Una colaboración traduce los conocimientos de la ciencia del comportamiento en acciones prácticas, haciendo que los servicios cotidianos de bienestar infantil sean más eficaces y equitativos para las familias. Este informe analiza formas de abordar las presiones de tiempo para el personal.

Por Kevin Moore, Eva Frishberg, Anthony Barrows y Allison Yates-Berg, ideas42

Diseño conductual y bienestar infantil

El diseño conductual es una metodología que combina los enfoques reflexivos centrados en las personas del diseño centrado en el ser humano con rigurosos conocimientos científicos y pruebas iterativas mediante la evaluación de impacto. En 2015, ideas42 introdujo un conjunto de tres principios informados por el comportamiento para que los profesionales de servicios humanos los utilicen en el diseño de servicios, programas y políticas: Reducir los costos; Crear margen de maniobra; Reencuadrar y Empoderar. Tal como se articula en el informe de investigación de ideas42 Pobreza interrumpida, estos tres principios rectores de diseño ofrecen una hoja de ruta para la mejora de la práctica basada en la evidencia para los sistemas que atienden a personas en situación de pobreza. Los administradores de programas, los responsables de la formulación de políticas y otros profesionales del impacto social pueden utilizar estos principios para diseñar teniendo en cuenta el contexto de la pobreza (que puede entenderse como el contexto de la escasez crónica) y abordar las barreras a nivel de sistema como el racismo y la xenofobia.

Tras la publicación de Poverty Interrupted, el equipo de Justicia Económica de ideas42 comenzó a poner en práctica los principios de diseño mediante intervenciones probadas en el campo (muchas de las cuales incorporaron una evaluación de impacto por asignación aleatoria) en una variedad de programas, incluido WIC (Programa Especial de Nutrición Suplementaria para Mujeres, Infantes y Niños),2 SNAP (Programa de Asistencia Nutricional Suplementaria),3 y vivienda pública.4 Recientemente el equipo comenzó a trabajar en la ampliación de los hallazgos de Poverty Interrupted al contexto del bienestar infantil. Desde principios de 2020, ideas42 ha trabajado con Casey Family Programs y un conjunto de jurisdicciones estatales de bienestar infantil para descubrir ideas sobre dónde la ciencia del comportamiento puede avanzar en el trabajo cotidiano de bienestar infantil y crear ideas de diseño prácticas utilizando perspectivas conductuales y el enfoque de Poverty Interrupted. Este informe comparte una descripción general de algunas de las reflexiones y consideraciones clave.

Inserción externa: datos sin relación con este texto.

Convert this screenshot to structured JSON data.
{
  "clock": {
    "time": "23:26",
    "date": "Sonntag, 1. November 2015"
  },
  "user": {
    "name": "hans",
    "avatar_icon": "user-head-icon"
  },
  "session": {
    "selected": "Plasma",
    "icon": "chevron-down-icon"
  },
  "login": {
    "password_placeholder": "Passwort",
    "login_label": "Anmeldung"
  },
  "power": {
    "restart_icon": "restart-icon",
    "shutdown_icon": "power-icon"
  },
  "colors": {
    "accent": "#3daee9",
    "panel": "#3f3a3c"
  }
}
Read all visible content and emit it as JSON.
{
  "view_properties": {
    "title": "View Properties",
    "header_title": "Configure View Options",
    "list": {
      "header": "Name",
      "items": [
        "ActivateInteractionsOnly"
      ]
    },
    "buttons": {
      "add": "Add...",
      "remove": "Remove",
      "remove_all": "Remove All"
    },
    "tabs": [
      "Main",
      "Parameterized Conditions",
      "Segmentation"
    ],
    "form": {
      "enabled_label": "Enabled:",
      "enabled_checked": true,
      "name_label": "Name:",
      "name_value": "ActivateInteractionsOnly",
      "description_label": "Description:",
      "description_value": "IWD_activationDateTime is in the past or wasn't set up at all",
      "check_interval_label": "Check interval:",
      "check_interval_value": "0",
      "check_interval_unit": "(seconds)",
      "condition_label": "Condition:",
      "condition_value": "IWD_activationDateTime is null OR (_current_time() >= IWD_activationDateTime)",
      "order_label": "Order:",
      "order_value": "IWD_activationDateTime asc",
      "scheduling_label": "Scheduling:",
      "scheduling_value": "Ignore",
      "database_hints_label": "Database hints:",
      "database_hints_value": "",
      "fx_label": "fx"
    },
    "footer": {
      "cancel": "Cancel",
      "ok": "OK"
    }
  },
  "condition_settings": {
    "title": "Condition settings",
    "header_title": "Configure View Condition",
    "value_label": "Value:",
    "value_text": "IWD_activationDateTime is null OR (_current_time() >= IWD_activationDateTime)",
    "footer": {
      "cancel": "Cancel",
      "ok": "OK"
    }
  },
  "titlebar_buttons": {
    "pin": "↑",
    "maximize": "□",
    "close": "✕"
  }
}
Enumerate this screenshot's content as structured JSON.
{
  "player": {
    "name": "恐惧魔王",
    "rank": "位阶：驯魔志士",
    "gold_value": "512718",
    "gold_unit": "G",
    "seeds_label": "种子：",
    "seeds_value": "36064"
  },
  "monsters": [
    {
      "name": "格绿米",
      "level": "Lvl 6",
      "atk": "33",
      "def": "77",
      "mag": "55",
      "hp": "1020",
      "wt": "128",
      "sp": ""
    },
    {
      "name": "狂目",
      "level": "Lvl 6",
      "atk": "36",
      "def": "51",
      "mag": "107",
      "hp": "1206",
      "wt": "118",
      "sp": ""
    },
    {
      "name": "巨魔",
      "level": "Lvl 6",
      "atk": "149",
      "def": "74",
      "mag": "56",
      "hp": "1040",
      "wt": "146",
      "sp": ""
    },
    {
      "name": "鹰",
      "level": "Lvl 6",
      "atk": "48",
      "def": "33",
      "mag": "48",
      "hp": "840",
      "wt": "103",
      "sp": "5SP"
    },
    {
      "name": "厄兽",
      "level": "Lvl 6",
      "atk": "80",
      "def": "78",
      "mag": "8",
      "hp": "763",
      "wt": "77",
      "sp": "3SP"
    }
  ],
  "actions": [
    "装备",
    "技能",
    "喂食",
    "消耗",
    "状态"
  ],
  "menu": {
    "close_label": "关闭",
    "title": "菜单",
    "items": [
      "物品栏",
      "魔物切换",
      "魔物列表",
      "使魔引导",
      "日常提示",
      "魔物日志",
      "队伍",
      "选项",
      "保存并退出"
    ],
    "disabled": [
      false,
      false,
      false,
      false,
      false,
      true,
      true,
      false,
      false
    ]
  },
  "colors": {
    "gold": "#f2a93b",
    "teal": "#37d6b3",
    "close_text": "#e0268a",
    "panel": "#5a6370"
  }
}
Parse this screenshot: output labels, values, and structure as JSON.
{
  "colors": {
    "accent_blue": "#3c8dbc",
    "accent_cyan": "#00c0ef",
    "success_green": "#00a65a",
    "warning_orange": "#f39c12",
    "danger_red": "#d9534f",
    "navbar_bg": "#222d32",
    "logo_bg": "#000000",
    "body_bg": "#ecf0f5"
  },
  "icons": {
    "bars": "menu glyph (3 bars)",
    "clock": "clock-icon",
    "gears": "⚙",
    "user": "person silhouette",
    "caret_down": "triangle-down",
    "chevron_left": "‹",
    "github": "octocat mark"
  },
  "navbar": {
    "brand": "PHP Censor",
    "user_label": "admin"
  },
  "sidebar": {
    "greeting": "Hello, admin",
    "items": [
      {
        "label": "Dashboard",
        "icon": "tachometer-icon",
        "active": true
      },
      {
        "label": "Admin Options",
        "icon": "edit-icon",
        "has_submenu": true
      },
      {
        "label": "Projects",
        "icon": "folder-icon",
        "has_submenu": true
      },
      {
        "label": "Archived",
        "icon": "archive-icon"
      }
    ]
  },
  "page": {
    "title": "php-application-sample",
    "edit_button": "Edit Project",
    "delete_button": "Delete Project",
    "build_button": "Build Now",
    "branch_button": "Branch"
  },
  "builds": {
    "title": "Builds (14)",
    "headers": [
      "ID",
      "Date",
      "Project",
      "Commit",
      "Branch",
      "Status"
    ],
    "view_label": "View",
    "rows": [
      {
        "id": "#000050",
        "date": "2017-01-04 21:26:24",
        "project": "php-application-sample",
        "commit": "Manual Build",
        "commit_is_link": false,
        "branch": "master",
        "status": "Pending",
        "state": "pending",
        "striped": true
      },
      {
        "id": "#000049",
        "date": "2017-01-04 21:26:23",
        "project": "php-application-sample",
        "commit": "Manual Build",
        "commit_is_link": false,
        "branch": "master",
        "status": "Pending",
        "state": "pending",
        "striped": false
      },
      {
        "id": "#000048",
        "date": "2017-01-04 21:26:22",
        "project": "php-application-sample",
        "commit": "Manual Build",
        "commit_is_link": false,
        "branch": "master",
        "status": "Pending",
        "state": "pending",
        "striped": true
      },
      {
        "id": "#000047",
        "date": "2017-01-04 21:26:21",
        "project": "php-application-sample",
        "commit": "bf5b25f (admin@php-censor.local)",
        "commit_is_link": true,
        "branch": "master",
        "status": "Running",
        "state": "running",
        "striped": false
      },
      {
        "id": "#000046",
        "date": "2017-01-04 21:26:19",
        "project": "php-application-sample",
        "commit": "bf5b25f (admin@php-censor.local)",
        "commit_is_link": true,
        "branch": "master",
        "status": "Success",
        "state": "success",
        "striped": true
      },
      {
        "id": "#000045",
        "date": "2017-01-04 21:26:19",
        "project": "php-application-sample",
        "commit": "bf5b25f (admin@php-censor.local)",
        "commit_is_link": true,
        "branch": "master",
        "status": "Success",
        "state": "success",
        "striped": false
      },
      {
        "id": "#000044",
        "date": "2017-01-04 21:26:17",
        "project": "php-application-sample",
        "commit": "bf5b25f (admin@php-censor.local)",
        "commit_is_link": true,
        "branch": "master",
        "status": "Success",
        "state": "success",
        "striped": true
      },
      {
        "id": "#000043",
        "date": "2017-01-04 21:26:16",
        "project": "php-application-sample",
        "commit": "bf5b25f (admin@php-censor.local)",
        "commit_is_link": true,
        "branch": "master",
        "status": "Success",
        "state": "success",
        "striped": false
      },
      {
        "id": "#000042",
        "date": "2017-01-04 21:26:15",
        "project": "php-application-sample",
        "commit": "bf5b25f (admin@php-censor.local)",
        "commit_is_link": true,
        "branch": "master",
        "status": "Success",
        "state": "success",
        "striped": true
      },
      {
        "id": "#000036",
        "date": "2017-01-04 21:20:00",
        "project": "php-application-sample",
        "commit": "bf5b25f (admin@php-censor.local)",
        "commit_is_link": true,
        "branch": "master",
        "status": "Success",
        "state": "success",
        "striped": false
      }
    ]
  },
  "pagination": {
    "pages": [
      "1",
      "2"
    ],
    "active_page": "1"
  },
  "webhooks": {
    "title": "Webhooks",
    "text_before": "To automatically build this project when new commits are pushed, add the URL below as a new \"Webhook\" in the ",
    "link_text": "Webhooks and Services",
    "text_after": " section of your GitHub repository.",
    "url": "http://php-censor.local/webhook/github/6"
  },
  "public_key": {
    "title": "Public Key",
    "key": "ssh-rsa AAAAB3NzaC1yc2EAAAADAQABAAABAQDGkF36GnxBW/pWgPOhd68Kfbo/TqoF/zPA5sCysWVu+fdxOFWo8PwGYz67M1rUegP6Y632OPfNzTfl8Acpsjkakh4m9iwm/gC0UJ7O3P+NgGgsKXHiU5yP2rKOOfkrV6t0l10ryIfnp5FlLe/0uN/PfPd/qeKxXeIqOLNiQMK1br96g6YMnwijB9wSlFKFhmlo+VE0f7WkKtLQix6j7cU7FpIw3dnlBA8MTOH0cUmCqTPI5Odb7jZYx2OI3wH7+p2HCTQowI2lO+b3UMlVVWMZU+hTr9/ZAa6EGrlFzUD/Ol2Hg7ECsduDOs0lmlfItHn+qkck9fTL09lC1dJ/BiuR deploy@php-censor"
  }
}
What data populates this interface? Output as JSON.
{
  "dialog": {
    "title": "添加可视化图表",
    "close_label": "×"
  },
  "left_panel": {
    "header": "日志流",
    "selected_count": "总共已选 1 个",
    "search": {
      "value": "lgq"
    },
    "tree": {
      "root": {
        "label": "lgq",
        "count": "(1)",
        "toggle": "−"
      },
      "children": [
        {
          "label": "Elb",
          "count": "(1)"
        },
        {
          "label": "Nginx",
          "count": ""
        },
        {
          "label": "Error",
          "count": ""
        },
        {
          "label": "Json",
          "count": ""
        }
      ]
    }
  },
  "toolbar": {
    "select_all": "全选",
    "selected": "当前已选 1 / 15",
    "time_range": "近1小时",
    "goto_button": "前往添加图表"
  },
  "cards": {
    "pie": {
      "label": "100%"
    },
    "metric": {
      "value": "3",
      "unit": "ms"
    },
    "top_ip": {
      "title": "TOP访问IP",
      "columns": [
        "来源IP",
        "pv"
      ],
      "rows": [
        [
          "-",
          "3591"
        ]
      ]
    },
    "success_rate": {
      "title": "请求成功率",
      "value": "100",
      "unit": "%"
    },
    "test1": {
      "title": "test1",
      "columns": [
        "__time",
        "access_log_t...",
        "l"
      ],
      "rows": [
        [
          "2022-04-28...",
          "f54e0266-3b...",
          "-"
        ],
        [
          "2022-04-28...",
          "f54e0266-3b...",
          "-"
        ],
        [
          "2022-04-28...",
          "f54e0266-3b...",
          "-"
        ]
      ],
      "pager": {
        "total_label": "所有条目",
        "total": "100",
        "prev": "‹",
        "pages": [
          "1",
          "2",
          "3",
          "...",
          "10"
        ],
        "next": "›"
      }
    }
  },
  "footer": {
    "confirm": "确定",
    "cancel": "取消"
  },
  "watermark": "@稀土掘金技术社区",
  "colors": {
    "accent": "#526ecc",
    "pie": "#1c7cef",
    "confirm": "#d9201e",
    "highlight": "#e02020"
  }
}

Escasez y prejuicios en el bienestar infantil

La escasez y su efecto en la cognición

El constructo principal explorado en Poverty Interrupted es la condición de escasez, la cual puede entenderse como limitaciones en cualquier recurso clave, como tiempo, energía o dinero. La escasez de recursos afecta la capacidad cognitiva de las personas porque sus mentes “se encierran en túnel” (se enfocan intensamente) en adquirir las cosas que necesitan urgentemente. Como consecuencia, sus mentes también ignoran simultáneamente otras necesidades que pueden ser menos urgentes, pero aun así importantes. Este enfoque intenso puede ser útil para cumplir metas relacionadas con esos recursos a corto plazo. Sin embargo, se vuelve problemático cuando las personas abordan emergencias constantemente y deben tomar decisiones de compensación de manera continua entre las emergencias y otras necesidades importantes. Cualquiera que experimente escasez de cualquier tipo se enfrenta a este dilema del “túnel” y a sus consecuencias cuando esas necesidades importantes (pero menos urgentes) quedan sin atender.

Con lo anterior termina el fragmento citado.